Discussing the viability of Belleville washers for use as a holding force is probably off topic for this thread. I'm trying to keep it focused. It isn't that I'm not interested, it is that I'm hoping to help some other poor wayward soul in the future when they have a similar problem and stumble on the thread. This way they'll be able to get the data as quickly as possible without going through a ton of pages. This is partially why I've tried to summarize all of my steps in a few co-located postings.
However, I will say that although I agree with you that hydraulics might be a superior solution, I think the important thing to realize is that designers are trying to economize as much as possible. Belleville washers are used extensively, I believe, in this application. My guess is that in the grand scheme of function versus dollars, the low cost of Belleville washes wins out. As for how best to test the 'strength' of the pull... I hear what you are saying, but I have some additional thoughts. The pull force measured by something like the Clamprite is a pretty standard paradigm. But, the issue here is that the force is not linear. My guess is that the problem with my system is that the washers are likely a tad thinner. Add that up over 80 washers and you end up with insufficient deflection of the washers when in retention mode.

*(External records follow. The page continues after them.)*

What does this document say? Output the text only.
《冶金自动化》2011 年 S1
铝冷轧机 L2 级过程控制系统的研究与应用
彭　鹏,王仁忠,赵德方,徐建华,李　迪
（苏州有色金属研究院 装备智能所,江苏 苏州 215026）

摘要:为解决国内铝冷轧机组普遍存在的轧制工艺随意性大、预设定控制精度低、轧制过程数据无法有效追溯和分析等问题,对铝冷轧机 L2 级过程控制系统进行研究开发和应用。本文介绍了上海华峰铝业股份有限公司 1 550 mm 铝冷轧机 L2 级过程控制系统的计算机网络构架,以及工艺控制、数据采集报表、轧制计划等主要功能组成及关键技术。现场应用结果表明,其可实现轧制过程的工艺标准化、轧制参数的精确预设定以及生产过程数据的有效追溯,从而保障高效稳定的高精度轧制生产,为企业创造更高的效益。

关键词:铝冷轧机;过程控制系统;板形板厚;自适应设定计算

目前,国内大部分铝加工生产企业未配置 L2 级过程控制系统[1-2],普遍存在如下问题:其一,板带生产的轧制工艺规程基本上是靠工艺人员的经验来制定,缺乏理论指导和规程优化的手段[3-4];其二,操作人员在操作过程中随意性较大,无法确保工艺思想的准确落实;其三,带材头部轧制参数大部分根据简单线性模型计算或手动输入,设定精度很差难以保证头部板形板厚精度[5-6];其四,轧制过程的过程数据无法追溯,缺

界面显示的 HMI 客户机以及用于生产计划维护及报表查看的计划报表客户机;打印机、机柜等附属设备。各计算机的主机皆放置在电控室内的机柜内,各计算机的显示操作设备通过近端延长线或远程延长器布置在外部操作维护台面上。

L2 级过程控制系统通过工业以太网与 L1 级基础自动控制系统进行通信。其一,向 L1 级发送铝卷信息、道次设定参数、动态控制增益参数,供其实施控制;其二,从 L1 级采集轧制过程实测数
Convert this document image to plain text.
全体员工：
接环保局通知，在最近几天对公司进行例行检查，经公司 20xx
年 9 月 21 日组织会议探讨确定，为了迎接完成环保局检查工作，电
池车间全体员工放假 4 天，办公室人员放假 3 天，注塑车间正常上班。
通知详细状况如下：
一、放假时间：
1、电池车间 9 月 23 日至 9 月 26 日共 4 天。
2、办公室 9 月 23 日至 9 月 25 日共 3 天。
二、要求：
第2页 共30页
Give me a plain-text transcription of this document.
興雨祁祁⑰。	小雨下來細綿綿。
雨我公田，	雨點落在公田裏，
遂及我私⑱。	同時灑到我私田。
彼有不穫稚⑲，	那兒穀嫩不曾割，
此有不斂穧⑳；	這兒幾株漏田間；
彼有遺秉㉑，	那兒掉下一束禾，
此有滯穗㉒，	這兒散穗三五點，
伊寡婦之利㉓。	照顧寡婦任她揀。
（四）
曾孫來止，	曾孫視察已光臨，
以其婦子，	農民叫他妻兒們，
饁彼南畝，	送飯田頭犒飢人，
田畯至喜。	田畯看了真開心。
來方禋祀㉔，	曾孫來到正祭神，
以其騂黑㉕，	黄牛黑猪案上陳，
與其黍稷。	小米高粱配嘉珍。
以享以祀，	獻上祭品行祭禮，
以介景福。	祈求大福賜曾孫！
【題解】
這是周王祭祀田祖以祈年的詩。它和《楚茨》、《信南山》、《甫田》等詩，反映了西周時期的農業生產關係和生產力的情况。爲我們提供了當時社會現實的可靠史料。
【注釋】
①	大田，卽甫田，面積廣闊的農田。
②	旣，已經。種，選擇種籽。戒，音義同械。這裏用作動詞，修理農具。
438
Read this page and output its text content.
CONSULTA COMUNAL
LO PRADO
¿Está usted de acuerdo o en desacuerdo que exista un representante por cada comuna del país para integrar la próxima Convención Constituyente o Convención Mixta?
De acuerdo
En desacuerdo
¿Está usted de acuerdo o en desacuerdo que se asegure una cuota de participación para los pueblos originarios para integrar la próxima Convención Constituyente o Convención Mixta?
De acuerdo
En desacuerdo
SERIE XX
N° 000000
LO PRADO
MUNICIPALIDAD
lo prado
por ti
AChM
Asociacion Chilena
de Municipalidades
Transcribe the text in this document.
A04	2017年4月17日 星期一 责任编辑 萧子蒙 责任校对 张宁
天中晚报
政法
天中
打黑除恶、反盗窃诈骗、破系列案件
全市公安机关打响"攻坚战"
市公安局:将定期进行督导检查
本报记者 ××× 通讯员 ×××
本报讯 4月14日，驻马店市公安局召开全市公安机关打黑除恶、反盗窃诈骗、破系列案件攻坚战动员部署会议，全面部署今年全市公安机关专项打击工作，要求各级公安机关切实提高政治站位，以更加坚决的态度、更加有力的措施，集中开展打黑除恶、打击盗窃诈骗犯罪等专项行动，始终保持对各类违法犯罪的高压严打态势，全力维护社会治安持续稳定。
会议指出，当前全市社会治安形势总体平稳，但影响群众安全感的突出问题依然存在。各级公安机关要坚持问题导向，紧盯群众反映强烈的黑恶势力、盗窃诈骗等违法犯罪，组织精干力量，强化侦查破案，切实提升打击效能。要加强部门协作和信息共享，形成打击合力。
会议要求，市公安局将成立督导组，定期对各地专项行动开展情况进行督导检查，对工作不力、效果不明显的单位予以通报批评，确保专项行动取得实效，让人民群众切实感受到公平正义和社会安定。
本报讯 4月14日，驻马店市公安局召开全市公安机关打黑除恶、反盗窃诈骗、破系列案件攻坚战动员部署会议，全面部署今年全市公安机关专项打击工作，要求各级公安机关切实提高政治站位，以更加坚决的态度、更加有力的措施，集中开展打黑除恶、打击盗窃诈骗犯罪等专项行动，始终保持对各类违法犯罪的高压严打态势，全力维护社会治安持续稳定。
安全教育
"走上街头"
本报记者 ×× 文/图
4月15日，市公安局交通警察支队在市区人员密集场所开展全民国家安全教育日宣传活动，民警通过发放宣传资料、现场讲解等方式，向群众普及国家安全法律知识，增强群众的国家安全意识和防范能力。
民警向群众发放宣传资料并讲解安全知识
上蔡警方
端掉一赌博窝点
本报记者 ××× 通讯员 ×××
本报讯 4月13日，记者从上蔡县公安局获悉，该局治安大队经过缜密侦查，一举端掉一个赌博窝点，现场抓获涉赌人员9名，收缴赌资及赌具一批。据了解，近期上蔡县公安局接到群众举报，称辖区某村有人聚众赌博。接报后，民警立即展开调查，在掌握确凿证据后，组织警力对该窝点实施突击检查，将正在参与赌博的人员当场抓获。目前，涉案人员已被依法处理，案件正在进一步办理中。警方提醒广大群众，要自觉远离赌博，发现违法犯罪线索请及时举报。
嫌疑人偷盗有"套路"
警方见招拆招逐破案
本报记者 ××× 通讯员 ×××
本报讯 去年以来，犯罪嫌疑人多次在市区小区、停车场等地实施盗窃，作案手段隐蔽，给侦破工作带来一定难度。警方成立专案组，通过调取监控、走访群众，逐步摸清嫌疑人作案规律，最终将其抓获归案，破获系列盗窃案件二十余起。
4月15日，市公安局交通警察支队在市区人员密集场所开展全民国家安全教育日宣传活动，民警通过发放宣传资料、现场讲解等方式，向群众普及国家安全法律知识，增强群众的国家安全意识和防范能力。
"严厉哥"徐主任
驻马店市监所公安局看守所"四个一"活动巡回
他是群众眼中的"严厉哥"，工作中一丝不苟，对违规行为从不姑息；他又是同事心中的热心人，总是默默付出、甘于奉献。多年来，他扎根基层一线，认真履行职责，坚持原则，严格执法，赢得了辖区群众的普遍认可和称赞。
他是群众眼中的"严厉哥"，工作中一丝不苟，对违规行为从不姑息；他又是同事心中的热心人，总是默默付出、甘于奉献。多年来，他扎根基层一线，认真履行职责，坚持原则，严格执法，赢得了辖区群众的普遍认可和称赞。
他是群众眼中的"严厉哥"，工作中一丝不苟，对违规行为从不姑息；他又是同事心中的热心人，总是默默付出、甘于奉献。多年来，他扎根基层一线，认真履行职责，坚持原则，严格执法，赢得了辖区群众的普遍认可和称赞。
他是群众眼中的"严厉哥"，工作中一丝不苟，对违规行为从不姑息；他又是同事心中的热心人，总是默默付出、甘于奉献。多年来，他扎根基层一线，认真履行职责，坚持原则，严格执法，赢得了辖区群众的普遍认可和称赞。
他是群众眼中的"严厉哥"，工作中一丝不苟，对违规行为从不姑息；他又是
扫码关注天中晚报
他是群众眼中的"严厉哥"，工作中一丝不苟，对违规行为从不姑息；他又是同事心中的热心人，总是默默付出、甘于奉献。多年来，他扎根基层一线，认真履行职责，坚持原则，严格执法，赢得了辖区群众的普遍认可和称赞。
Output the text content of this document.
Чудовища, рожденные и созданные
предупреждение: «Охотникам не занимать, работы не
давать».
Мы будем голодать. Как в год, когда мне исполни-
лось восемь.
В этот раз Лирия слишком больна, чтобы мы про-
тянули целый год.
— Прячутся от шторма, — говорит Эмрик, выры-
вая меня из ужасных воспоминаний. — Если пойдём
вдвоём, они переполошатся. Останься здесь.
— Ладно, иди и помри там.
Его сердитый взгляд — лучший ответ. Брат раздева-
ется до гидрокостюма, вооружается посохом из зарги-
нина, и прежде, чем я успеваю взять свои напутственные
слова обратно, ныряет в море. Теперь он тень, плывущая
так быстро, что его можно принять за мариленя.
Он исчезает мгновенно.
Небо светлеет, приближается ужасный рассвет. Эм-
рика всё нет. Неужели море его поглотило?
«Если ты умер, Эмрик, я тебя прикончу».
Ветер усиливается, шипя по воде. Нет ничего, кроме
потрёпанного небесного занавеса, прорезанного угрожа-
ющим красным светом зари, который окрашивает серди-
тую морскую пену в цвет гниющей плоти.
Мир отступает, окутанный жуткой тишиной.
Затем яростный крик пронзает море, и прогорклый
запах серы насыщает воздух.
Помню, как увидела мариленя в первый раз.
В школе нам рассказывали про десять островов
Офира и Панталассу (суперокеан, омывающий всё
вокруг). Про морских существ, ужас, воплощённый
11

But this, ultimately, is what is going to address fretting. Although it might take 5000 lbs to actually pull the tool out, I'll end up with all sorts of chatter (and then fretting) if I only have 100PSI at the tools static (retained) state. Well, that is my thought. I'm sure someone can poke holes in this as I specifically do not claim to be an all knowing machine tool designed. And, frankly, I think you and I are addressing the same concern.
My guess is that I need to add some shim washers to decrease the total length of the cylinder holding the Belleville washers. This is all assuming that the original washers were a tad thicker. Decreasing the length of the cylinder would increase the compression of the washers, thereby increasing the pull force on the stud. The balance here, of course, is that if I compress too much, then the bottom clamping collet will not drop far enough to allow the ball bearing to retract; the result would be an inability for the retention knob to clear the retention bearings (aka a stuck tool).
Adding the following to the archive... Earlier in this thread, someone mentioned that they had some washers from Dyna. They provided the measurements from those washers. I took the P/N listed (which matched something that I got from the ex Dyna guy), AM-201010, and did some searching on the internet. I got a hit that provided all the specs, so I thought that would be something to keep in this thread:
Attachment 436872
Finally, here are the part numbers for the whole retention assembly (note the ball bearing sizes in there too, in case you lose one!):
Draw bar DM4400M ( 19-0042 )
1.- T00201011-6 Draw bar = 1
2.- T0112-04004 hex-screw= 1
3.- T0899-03016 steel ball 3/16"= 6
4.- T0201013 Washer = 1
5.- T0268-201010 Disk Spring = 80 pcs.
6.- T00201014-1 Guide top chuck =1
7.- T0639-01800-P O-ring P18 = 1
8.- T0639-01200P O-ring P12 = 1
9.- T00201017-5 Stud Chuck = 1
10.-T00201018 Set Screw M4 = 1